佐藤老人は、小さな田舎町に住む70歳の男性だ。彼は昔から「怒りっぽい」と評されていた。些細なことでも、すぐに怒りが吹き上がる。近所の人々は、彼の怒りの爆発を恐れ、できるだけ関わらないようにしていた。妻の美代子とは、結婚してから50年以上経つが、近年はほとんど口をきかなくなった。子供たちとも疎遠になり、訪ねてくることはめったにない。

庭の花壇事件

ある日、佐藤老人は庭の花壇を手入れしていた。花の配置を変えようと新しい計画を立てた美代子が「この花をもっと中央に置いて、こっちの花を端に移そうと思うんだけど、どうかしら?」と提案した。瞬間、佐藤老人はカッとなり、「この配置が一番なんだ!勝手に変えるな!」と声を荒げた。美代子は驚き、悲しそうな顔をしてその場を離れた。

孫たちの訪問事件

また、孫たちが訪ねてきた日のこと。佐藤老人は、孫たちが楽しめるようにいくつかのゲームを用意して待っていた。ところが、孫たちは自分たちが持ってきたゲームで遊びたがり、佐藤老人の用意したものには見向きもしなかった。「おじいちゃん、これよりこっちのゲームの方が面白いよ!」と言われた瞬間、彼の中に怒りが沸き上がった。「お前たちはせっかく用意した俺の気持ちを無視するのか!」と大声で怒鳴りつけた。孫たちはびっくりして泣き出し、その日は早々に帰ってしまった。

食事メニュー事件

食事の場面でも、佐藤老人の頑固さは現れていた。毎日の夕食は彼が決めたメニューでないと気が済まなかった。ある晩、美代子が新しいレシピに挑戦してみたところ、佐藤老人は一口食べただけで顔をしかめ、「こんなもの、俺の口には合わん!」と皿を放り投げた。美代子は涙を浮かべ、黙って皿を片付けた。

 

怒りが湧くメカニズムは複雑であり、簡単には理解できませんが、基本的には自身の「我に挑戦された時」に怒りが吹き上がってきます。

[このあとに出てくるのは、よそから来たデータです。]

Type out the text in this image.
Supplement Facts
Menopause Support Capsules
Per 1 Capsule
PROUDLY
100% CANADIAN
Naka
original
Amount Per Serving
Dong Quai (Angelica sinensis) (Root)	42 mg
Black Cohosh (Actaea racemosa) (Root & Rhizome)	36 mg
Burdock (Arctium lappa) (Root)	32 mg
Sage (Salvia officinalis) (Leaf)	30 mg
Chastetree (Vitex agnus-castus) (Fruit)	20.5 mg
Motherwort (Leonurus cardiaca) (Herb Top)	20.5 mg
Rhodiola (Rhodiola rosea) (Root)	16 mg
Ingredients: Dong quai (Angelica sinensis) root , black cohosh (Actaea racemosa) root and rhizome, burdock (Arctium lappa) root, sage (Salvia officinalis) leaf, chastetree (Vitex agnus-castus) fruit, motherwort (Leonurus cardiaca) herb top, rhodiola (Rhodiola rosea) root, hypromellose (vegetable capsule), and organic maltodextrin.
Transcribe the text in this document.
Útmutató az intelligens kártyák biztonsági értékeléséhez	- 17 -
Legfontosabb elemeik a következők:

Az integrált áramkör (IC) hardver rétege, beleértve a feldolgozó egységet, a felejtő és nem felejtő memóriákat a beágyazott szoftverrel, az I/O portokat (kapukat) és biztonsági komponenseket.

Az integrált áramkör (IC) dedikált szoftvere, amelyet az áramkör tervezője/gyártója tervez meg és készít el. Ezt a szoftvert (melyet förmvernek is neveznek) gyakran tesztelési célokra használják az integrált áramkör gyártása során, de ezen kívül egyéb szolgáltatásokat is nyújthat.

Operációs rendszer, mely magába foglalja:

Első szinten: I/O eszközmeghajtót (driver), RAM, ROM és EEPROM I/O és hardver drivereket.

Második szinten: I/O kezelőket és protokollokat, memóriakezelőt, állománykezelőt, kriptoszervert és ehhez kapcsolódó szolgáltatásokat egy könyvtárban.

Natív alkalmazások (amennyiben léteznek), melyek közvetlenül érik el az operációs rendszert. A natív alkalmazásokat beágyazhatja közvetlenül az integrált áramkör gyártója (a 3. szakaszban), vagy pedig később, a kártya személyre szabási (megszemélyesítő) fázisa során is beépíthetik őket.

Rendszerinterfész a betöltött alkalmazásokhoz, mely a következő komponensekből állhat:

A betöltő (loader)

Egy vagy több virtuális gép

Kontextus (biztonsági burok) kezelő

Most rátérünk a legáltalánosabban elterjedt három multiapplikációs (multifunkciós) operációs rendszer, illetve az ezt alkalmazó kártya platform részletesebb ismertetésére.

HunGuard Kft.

私たちは自身の我に整合しない事態に対して苦しみを感じます。そこで我を守ろうとする働きがあり、謂わばその親衛隊として咄嗟に出てくるものが怒りです。

人は自身の期待が裏切られた時、欲が邪魔された時に我に挑戦されたと感じます。また、私たちは日常そのものにも我が付いており、これまでの日常がこれからも続くことを期待します。

少し前に例の疫病が流行った時に自粛期間が有り、多くの人が日常の変化を余儀なくされました。結果、多くの人の我が挑戦を受け、イライラして怒りに苛まれる人が出てきました。家庭内暴力が問題になり、コロナ離婚なんて言葉も出てきました。

佐藤老人は我が非常に強く、花の配置を少し変えたり、普段食べ慣れない物が出てきただけで、自身が日常に付けている我が挑戦されたと感じたのです。

また、孫たちが自身の用意したゲームで遊ばなかったことも彼の期待を裏切るものでした。

期待する心は、固定的な自己(我)への執着と同じく、無明から生じます。この無明を取り除くためには、物事の無常性を深く理解し、受け入れることが重要です。

 

無常とはすべての現象は変化し、常に同じ状態を保つことは無いという事です。ですから変わらない日常も、裏切られることのない期待も、無常という真実の前では、あまりに脆弱なのです。そしてこれが、私たちが怒りに対して脆弱な理由でもあるのです。

仏教が、物事が常に変化し続けること、固定的な自己が存在しないこと、そして執着や欲望から離れることが苦しみからの解放につながると教えるのは、このような理由が有ったのです。

そしてそのための実践法として、呼吸法の実践、慈悲や感謝の心を持つこと、瞑想の導入などが挙げられますが、これらは一朝一夕で為せるものではありません。

もし、自身への期待から、不甲斐ない自分を責めるようなことがあれば、それもまた怒りに他なりません。まるで薄皮を少しずつ貼り合わせていくように実践し、10の怒りが9に減ったとしたら万々歳なのです。

皆さんが怒りに対して前向きに実践し、よりよい人生を歩まれることを願っています。